Jonah was one angry guy! He gave an eight word sermon, had an entire city respond to it, and it only made him angrier! We don’t know for certain exactly why he was angry with the Ninevites (maybe someone in his family had been killed or suffered at the hands of the Assyrians), but it’s obvious that this destructive anger was the dominant force in his life. That’s not good.
Anger itself is neither right or wrong, good or bad; it is neutral. It can come for the right reason or for the wrong reason. It can be used destructively or constructively. Anger per se is not the problem—it’s why we have anger and how we handle it that constitute the real issues.
Perhaps Jonah was angry for valid reasons, but he allowed his anger to be destructive rather than constructive. When anger is constructive, it resolves things or does something positive. When anger is destructive, it is a corrosive acid that eats away at everything—especially its possessor. It fixates on injustices suffered (real or imagined), and replays them over and over. It’s reenacting a stabbing by taking a knife and plunging it back into the wound.
But the truth is, all anger brings pain with it and that gets to the heart of why we have trouble dealing with it. We’ve been hurt and our instinct is to hurt back. A big issue in anger management is how do we handle our hurt without hating or retaliating? In other words, how do we keep from ending up like Jonah?
It seems to me that what Jonah had lost was his good will (at least in regard to the Assyrians). Even though they repented and turned toward God, that wasn’t enough for Jonah. He had been hurt and wanted to see them hurt.
Wanting to see someone hurt—that’s the antithesis of good will (agape). Our Father takes no pleasure in the death of the wicked (Ezekiel 18:23), how can we? And yet, this is the depth to which Jonah had descended. He had become a hater, wishing bad for others. How can we keep our anger from becoming a malignancy that destroys our good will, leaving us bitter and cynical?
When we are angry, we should pray for perspective—that God will help us rise above our anger, see it for what it is, and use it constructively.
When we are angry at sin in others, we need to see the sin in our own lives and measure our response accordingly. Specifically, this is where mercy must enter the picture. Mercy is what prevents anger from eroding our good will. When we think about how mercifully God has treated us (Psalm 103:10-14), it provides the emotional and psychological means for us to be merciful and compassionate to others.
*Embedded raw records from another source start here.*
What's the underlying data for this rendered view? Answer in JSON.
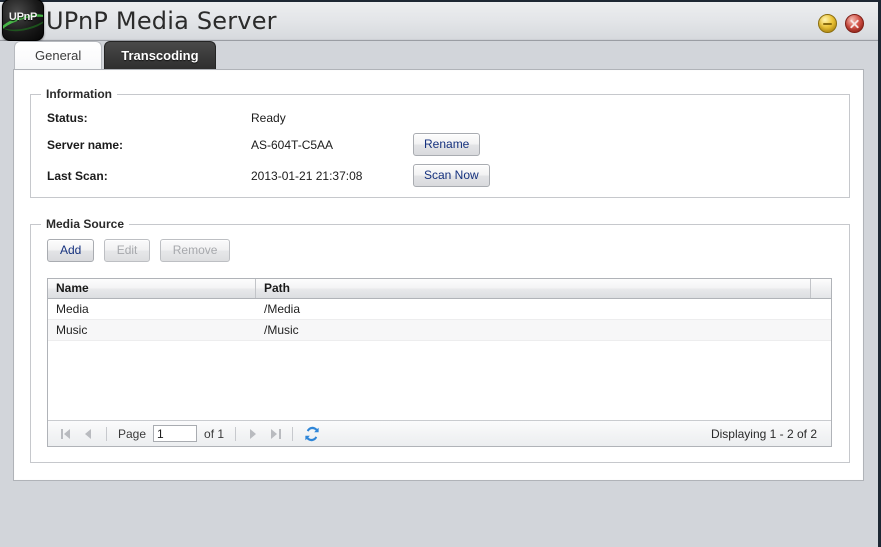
{
  "window": {
    "title": "UPnP Media Server",
    "icon_label": "UPnP",
    "icon_name": "upnp-app-icon",
    "minimize_label": "Minimize",
    "close_label": "Close"
  },
  "tabs": [
    {
      "label": "General",
      "active": true
    },
    {
      "label": "Transcoding",
      "active": false
    }
  ],
  "information": {
    "legend": "Information",
    "rows": [
      {
        "label": "Status:",
        "value": "Ready",
        "action": null
      },
      {
        "label": "Server name:",
        "value": "AS-604T-C5AA",
        "action": "Rename"
      },
      {
        "label": "Last Scan:",
        "value": "2013-01-21 21:37:08",
        "action": "Scan Now"
      }
    ]
  },
  "media_source": {
    "legend": "Media Source",
    "toolbar": [
      {
        "label": "Add",
        "enabled": true
      },
      {
        "label": "Edit",
        "enabled": false
      },
      {
        "label": "Remove",
        "enabled": false
      }
    ],
    "grid": {
      "columns": [
        "Name",
        "Path"
      ],
      "rows": [
        {
          "name": "Media",
          "path": "/Media"
        },
        {
          "name": "Music",
          "path": "/Music"
        }
      ]
    },
    "pager": {
      "page_label": "Page",
      "page_value": "1",
      "of_label": "of 1",
      "status": "Displaying 1 - 2 of 2",
      "first_title": "First Page",
      "prev_title": "Previous Page",
      "next_title": "Next Page",
      "last_title": "Last Page",
      "refresh_title": "Refresh"
    }
  },
  "colors": {
    "accent_button_text": "#15317e",
    "desktop_background": "#d2d5da",
    "active_tab_background": "#ffffff",
    "inactive_tab_background": "#3b3b3b",
    "close_button": "#d4554a",
    "minimize_button": "#ecc53a",
    "refresh_icon": "#1f72c8"
  }
}
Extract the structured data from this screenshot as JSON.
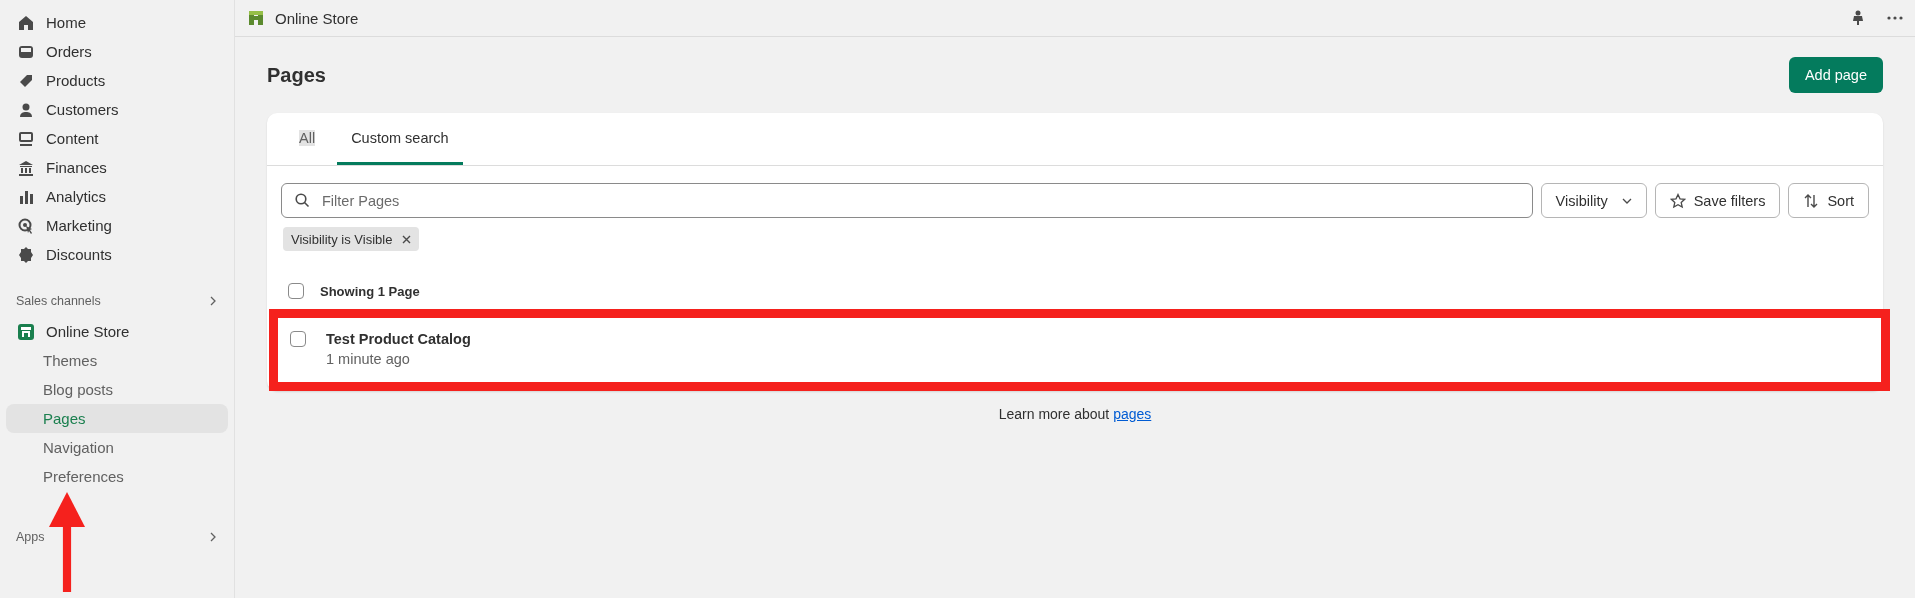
{
  "sidebar": {
    "items": [
      {
        "label": "Home"
      },
      {
        "label": "Orders"
      },
      {
        "label": "Products"
      },
      {
        "label": "Customers"
      },
      {
        "label": "Content"
      },
      {
        "label": "Finances"
      },
      {
        "label": "Analytics"
      },
      {
        "label": "Marketing"
      },
      {
        "label": "Discounts"
      }
    ],
    "sales_channels": {
      "label": "Sales channels",
      "channel": "Online Store",
      "subitems": [
        {
          "label": "Themes",
          "selected": false
        },
        {
          "label": "Blog posts",
          "selected": false
        },
        {
          "label": "Pages",
          "selected": true
        },
        {
          "label": "Navigation",
          "selected": false
        },
        {
          "label": "Preferences",
          "selected": false
        }
      ]
    },
    "apps": {
      "label": "Apps"
    }
  },
  "topbar": {
    "title": "Online Store"
  },
  "page": {
    "title": "Pages",
    "primary_action": "Add page"
  },
  "tabs": [
    {
      "label": "All",
      "selected": false
    },
    {
      "label": "Custom search",
      "selected": true
    }
  ],
  "filter": {
    "placeholder": "Filter Pages",
    "buttons": [
      {
        "label": "Visibility",
        "kind": "dropdown"
      },
      {
        "label": "Save filters",
        "kind": "star"
      },
      {
        "label": "Sort",
        "kind": "sort"
      }
    ],
    "chips": [
      "Visibility is Visible"
    ]
  },
  "list": {
    "header": "Showing 1 Page",
    "header_checked": false,
    "rows": [
      {
        "title": "Test Product Catalog",
        "subtitle": "1 minute ago",
        "checked": false,
        "highlighted": true
      }
    ]
  },
  "footer": {
    "text": "Learn more about ",
    "link": "pages"
  }
}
Mercy will lead us to forgive. Forgiveness means that we release someone from the pain they have caused us by having good will toward them. The last part of this (having good will toward them), is critical. If we don’t have good will for them then we haven’t truly released them from the pain they have caused us. Jonah’s healing couldn’t begin until he chose to let go of his anger through mercy and forgiveness and neither can ours. None of this is to suggest that any of this is an easy process; only that we can either be overcome by evil or we can overcome evil through good (Romans 12:21). Christ chose the latter and we’re called to do no less.